Connecting to Amazon Athena
Amazon Athena is an interactive query service that makes it easy to analyze data in Amazon Simple Storage Service (Amazon S3) using standard SQL. Amazon Athena is serverless, so there is no infrastructure to manage, and you pay only for the queries that you run. To connect to Amazon Athena from the Amazon SageMaker R kernel using RJDBC, we use the Amazon Athena JDBC driver, which is already downloaded to the notebook instance via the lifecycle configuration script.
You also need to set the query result location in Amazon S3. For more information, see Working with Query Results, Output Files, and Query History.
- On the Amazon Athena Console, choose Get Started.

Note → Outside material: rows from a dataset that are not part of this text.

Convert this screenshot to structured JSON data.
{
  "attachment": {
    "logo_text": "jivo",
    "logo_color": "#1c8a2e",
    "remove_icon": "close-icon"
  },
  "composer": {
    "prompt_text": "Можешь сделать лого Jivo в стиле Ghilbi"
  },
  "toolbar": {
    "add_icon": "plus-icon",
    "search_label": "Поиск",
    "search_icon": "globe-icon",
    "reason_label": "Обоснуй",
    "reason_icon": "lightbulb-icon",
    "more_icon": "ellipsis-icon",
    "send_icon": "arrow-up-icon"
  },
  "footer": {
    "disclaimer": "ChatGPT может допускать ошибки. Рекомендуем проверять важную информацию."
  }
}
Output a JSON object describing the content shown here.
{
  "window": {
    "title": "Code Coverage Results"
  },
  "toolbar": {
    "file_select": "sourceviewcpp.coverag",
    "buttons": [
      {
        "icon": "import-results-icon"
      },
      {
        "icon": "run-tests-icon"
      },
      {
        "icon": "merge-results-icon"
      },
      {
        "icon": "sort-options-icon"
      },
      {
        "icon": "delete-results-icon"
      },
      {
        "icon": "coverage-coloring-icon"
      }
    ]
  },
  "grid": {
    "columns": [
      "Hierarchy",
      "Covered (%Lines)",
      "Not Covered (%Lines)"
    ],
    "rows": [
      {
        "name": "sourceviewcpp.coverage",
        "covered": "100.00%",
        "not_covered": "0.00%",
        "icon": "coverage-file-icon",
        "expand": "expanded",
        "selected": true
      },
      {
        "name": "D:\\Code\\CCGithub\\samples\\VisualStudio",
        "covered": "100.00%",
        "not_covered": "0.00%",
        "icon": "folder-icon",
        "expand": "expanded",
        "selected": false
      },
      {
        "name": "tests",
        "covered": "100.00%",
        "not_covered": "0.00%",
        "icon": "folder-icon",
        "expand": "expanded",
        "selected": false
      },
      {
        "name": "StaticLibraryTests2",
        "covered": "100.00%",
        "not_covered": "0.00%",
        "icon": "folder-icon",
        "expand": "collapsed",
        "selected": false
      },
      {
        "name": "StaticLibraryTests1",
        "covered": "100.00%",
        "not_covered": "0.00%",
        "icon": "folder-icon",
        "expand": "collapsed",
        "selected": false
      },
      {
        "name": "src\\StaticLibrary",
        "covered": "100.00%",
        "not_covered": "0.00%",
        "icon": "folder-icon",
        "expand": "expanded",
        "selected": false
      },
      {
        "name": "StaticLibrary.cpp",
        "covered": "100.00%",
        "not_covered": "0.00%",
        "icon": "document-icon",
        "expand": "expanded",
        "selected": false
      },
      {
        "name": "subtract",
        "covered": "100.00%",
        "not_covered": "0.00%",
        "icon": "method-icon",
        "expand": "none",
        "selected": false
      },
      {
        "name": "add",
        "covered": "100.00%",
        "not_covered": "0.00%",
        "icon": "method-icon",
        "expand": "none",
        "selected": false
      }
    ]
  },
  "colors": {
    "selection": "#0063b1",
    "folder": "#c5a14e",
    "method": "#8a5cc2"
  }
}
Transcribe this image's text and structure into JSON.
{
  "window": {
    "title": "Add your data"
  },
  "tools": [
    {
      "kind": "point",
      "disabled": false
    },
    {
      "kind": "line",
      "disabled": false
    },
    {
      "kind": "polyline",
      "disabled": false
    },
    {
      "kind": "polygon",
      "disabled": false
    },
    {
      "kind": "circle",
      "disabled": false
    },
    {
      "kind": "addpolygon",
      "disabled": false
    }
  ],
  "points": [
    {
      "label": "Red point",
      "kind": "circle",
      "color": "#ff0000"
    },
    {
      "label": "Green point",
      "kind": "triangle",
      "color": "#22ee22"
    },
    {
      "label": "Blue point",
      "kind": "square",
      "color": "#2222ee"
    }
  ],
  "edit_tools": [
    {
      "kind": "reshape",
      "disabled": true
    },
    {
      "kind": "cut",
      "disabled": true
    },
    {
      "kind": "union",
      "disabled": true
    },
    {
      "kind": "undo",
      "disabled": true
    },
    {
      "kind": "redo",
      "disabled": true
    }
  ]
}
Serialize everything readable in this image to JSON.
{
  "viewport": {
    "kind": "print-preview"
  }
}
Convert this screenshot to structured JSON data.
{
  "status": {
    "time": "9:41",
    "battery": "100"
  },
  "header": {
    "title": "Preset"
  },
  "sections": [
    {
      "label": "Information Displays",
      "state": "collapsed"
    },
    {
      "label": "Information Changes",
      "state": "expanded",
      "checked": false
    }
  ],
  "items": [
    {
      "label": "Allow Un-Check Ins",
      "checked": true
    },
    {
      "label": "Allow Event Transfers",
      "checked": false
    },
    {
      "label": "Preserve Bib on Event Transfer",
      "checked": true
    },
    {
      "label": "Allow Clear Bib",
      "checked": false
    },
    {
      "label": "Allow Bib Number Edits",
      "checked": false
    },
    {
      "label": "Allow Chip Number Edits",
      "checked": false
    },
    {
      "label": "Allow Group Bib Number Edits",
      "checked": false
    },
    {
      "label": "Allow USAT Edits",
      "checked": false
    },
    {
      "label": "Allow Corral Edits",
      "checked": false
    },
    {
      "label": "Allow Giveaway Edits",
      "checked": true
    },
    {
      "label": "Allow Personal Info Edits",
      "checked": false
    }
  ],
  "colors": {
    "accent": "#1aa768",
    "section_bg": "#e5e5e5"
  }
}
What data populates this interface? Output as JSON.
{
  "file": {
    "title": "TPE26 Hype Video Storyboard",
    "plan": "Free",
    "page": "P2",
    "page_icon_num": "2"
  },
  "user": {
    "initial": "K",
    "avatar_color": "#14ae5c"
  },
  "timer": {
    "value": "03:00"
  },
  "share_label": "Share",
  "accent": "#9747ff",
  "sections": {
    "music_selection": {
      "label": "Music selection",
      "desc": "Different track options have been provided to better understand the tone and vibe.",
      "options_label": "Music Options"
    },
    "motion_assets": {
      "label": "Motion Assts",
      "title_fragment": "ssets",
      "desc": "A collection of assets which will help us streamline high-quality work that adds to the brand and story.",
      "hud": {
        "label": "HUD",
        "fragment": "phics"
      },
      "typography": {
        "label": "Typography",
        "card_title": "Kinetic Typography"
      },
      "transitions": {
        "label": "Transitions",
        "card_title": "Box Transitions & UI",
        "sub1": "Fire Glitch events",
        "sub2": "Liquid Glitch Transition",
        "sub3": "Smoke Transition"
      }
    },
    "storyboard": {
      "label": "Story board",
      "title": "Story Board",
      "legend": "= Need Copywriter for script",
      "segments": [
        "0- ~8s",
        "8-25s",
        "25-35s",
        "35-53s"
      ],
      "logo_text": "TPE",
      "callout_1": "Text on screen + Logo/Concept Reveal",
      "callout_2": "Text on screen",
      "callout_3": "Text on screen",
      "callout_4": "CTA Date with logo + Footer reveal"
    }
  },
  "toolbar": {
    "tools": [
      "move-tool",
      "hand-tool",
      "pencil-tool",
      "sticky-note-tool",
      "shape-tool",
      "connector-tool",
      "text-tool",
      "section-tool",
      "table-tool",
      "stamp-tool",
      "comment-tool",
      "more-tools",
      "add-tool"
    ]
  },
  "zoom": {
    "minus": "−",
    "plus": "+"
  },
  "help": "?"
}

- Choose Set up a query result location in Amazon S3.
- For Query result location, enter the Amazon S3 location as specified by the value of the key
SageMakerRS3BucketName
.
- Optionally, add a prefix, such as
results
.
- Choose Save.
- Create a database or schema and table in Athena with the example Amazon S3 data.
- Similar to connecting to Hive and Presto, to establish a connection from Athena to Amazon SageMaker using the R kernel, you can upload the ipynb notebook.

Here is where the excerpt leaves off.